Mais tarde, infelizes se sentirão,
ao se submeterem, de uma forma irresistível e obrigatória, às personalidades
mais fortes que a própria. Momento, aí, de decisão: acomodarem-se,
reinventarem-se, ou sofrerem, definitivamente, as conseqüências da lei
natural do retorno: o mal que fizermos, consciente ou não, está a nos
esperar na angústia de um sofrimento qualquer, na esquina inesperada de um
momento do futuro.
Segundo movimento
Foto MXL (Cozumel,
México)
Hoje amanheci cultivando mágoas. Vontade de não falar com
ninguém... Muito ruim isso, revolve tristezas, elabora desavenças. O que
poderia ter sido e não foi? Culpa nossa? Doação demais, com pretensão
egoística de possível gratidão? Ora, não se deve esperar nada das pessoas
com quem sentimentalmente iremos conviver, como falou o simpático padre da
capelinha do Alto da Boa Vista (RJ) durante o casamento da filha do meu
amigo J.Francisco... Nada de imaginações subjetivas sobre a outra pessoa,
nova em sua vida, só o convívio vai definir os seus comportamentos. Ele foi
enfático, perguntando a cada um dos nubentes: - O que v. espera dele(a)? -
e, interrompendo imediatamente as palavras deles nas tentativas de resposta,
emendava: “- Vocês não devem esperar nada... Vão é aprender a respeitar as
respectivas individualidades, ajudando-as, pelo convívio, a crescer... Nada
de imposições, e, sim, avaliar e aprender a dividir o espaço existencial e
as tarefas de cada um. Este é o possível e importante caminho para a
sobrevivência de um casamento.” Intrometo-me aqui: qualquer que seja a
crença do casal, é sempre bom, também, ter um Deus-Amor-Energia escondido,
semeado no coração.
Terceiro movimento
Foto MXL Jardim
Botânico RJ, - Menção honrosa AMBEP-Petrobrás (Refúgio)
Cada um responde,
a seu modo, subjetiva e fisicamente, às emoções da mágoa que lhe escava o
coração. E da maneira que entender mais confortável às conclusões dos seus
pensamentos. Gosto, neste instante, de subir às montanhas, cultivando
exercícios de humildade e entrosamento com a verde tranquilidade da
natureza. Primeiro, cativo nos olhos esplendores do azul do céu matutino.

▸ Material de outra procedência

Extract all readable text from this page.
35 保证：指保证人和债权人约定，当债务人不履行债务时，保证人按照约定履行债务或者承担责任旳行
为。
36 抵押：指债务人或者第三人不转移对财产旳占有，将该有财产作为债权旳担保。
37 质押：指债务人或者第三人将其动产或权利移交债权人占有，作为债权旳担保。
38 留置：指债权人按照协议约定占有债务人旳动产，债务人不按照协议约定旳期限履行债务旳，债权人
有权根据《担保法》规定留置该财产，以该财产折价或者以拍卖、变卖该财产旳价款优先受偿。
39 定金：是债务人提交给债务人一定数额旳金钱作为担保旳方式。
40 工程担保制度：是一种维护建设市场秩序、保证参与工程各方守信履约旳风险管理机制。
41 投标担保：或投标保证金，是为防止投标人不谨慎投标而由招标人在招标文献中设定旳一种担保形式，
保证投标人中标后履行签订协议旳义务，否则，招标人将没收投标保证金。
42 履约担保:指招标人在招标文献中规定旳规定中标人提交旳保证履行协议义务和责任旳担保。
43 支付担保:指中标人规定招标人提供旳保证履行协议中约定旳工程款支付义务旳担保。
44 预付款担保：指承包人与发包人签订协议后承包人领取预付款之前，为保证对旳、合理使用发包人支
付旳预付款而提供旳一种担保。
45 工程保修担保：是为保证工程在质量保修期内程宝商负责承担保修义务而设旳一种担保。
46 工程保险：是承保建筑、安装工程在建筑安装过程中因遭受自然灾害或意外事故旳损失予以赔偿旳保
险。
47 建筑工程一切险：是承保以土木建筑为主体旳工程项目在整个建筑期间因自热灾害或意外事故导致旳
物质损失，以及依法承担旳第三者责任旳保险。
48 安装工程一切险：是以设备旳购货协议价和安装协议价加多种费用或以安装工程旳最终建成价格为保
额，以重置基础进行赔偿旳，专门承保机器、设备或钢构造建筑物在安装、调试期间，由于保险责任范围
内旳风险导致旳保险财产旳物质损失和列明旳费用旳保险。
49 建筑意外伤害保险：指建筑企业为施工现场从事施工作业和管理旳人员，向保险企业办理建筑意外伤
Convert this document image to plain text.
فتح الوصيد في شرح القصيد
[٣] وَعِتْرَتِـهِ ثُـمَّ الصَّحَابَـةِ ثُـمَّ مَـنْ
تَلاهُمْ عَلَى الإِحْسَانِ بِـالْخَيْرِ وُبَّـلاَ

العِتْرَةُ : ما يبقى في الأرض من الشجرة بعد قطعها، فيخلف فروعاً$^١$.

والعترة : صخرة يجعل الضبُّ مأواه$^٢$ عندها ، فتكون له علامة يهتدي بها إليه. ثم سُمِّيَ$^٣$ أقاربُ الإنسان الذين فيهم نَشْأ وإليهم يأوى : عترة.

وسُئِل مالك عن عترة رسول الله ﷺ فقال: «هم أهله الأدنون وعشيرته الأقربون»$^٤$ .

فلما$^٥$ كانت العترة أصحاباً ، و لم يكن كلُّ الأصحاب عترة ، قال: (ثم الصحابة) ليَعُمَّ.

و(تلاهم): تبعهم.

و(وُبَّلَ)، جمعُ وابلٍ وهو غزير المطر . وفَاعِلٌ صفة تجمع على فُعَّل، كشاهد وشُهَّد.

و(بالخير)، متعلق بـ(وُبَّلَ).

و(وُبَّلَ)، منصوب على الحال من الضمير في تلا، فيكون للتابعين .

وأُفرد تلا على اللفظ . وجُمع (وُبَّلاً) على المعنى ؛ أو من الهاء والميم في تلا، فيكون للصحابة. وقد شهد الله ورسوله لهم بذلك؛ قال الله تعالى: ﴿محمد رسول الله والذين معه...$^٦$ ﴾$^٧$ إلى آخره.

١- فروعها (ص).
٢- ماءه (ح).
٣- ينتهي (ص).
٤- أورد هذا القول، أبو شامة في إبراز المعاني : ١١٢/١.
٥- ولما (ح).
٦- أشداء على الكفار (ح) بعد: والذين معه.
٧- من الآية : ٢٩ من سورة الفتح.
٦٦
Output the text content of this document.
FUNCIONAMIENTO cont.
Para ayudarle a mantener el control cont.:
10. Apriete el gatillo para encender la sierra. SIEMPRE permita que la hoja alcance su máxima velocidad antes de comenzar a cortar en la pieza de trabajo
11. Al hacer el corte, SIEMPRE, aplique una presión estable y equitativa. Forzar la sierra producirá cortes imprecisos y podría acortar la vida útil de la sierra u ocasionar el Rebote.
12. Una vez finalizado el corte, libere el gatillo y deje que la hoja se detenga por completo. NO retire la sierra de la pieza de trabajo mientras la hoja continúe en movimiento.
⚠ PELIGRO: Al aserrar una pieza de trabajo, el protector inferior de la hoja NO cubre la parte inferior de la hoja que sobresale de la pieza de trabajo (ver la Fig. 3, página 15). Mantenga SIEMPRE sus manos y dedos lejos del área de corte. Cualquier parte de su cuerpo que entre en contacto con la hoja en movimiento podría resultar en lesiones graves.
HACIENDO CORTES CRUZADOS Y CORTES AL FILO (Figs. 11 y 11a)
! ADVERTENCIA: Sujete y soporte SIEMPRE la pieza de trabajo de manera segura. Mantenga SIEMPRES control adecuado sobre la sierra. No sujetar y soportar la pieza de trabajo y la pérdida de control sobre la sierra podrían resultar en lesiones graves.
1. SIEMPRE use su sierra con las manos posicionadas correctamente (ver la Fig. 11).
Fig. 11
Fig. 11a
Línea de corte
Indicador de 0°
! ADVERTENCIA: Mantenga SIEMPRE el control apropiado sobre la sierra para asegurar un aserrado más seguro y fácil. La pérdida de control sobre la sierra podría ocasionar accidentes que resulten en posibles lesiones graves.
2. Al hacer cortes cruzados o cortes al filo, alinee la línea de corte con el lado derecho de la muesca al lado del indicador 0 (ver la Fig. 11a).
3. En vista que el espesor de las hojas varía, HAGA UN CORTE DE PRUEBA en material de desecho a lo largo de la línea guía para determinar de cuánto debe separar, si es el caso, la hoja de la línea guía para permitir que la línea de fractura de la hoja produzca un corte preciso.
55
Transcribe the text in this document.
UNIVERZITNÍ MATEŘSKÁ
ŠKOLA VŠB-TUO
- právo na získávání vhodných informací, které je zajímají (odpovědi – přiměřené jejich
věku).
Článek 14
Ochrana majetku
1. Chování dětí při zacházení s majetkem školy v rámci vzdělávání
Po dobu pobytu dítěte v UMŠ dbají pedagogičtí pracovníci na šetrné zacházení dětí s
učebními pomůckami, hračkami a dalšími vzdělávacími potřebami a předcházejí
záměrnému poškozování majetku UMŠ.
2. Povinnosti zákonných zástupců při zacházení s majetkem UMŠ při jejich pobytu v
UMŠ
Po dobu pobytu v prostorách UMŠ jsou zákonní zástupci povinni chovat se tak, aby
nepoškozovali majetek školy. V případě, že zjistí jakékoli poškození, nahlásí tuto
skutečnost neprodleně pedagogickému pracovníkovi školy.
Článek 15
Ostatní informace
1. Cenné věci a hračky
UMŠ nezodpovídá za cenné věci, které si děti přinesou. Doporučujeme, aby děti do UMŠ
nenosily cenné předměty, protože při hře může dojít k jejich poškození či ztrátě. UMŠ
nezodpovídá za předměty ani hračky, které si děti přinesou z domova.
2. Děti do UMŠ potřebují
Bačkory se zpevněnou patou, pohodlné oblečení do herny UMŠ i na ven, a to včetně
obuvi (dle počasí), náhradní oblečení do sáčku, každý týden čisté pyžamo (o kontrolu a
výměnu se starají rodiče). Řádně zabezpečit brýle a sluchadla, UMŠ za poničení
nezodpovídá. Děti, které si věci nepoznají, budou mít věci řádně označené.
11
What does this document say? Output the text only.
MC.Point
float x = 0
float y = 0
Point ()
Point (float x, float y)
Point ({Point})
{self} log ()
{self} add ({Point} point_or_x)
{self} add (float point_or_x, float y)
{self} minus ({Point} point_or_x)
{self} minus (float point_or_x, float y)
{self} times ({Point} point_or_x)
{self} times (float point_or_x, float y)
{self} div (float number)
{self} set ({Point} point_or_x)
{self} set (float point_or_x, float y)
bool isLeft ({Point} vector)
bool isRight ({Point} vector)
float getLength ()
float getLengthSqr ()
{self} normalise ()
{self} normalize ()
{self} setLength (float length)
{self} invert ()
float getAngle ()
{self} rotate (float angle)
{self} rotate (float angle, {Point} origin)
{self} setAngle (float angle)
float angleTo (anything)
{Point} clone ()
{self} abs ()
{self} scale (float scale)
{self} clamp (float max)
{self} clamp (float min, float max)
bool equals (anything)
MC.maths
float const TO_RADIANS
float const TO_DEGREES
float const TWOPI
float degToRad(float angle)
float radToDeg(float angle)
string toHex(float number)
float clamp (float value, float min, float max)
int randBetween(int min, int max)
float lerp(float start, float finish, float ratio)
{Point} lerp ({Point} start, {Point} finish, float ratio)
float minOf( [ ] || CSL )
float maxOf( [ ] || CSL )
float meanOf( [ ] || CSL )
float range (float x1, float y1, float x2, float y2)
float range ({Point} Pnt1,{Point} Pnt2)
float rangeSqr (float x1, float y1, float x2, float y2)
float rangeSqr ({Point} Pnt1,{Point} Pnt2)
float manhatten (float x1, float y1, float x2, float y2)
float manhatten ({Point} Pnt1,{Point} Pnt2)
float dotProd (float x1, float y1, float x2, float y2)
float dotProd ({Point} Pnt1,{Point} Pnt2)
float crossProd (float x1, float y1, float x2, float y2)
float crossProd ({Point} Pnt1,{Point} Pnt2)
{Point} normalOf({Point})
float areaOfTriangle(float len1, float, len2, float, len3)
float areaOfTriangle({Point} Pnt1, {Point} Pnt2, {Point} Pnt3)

Segundo, contemplo o infinito, as montanhas, as florestas, os riachos que
lhe escorrem pelos ombros, tudo isso espraiando dentro do peito a mensagem
eterna sobre a insignificância do homem diante desta mesma natureza. Enfim,
peço silencioso perdão a ela, a natureza, pelos ferimentos que os homens lhe
impingem, em eternas atitudes de agressão, de demolição, de destruição. Ela,
na verdade, não se vinga, ela deixa simplesmente de cooperar. O universo
entra, depois, em desarmonia, e ela se queixa, muitas vezes violentamente,
em movimentos inesperados nos ares, nas terras e nos mares. As inevitáveis
lamentações humanas lembram-lhes a colheita das sementes mal plantadas.
Mais tarde, na descida dessas serras, aspiro, relembro e cultivo o bem
estar quase anestésico da lição apreendida, a de, dali em diante, minimizar
e diluir, conscientemente, a imagem de quem conseguiu se intrometer na
quietude do meu existir.
Pequenos, pequeníssimos somos neste vasto
mundo, mas prisioneiros sempre da nossa grande imaginação, perigosa fonte
para os caminhos e descaminhos das nossas emoções. Dela nasce a medida das
nossas impossibilidades existenciais ou das esperanças de superação íntima e
realização dos sonhos, nascedouros de pensamentos adormecidos que vão moldar
os nossos próximos passos de vida. E reagiremos às novas agressões já
aperfeiçoados com um novo modelo de procedimento, então inteligentemente
escolhido. Modelo que nos amparasse com uma técnica que nos permitisse não
deixar o aborrecimento entrar no nosso mundo interior e nos permitisse,
também, descansar sobre nossas emoções.
Publicada na edição
histórica da Revista da Academia Cachoeirense de Letras, Cachoeiro de
Itapemirim, ES, comemorativa dos seus 50 anos de fundação (28.06.1962).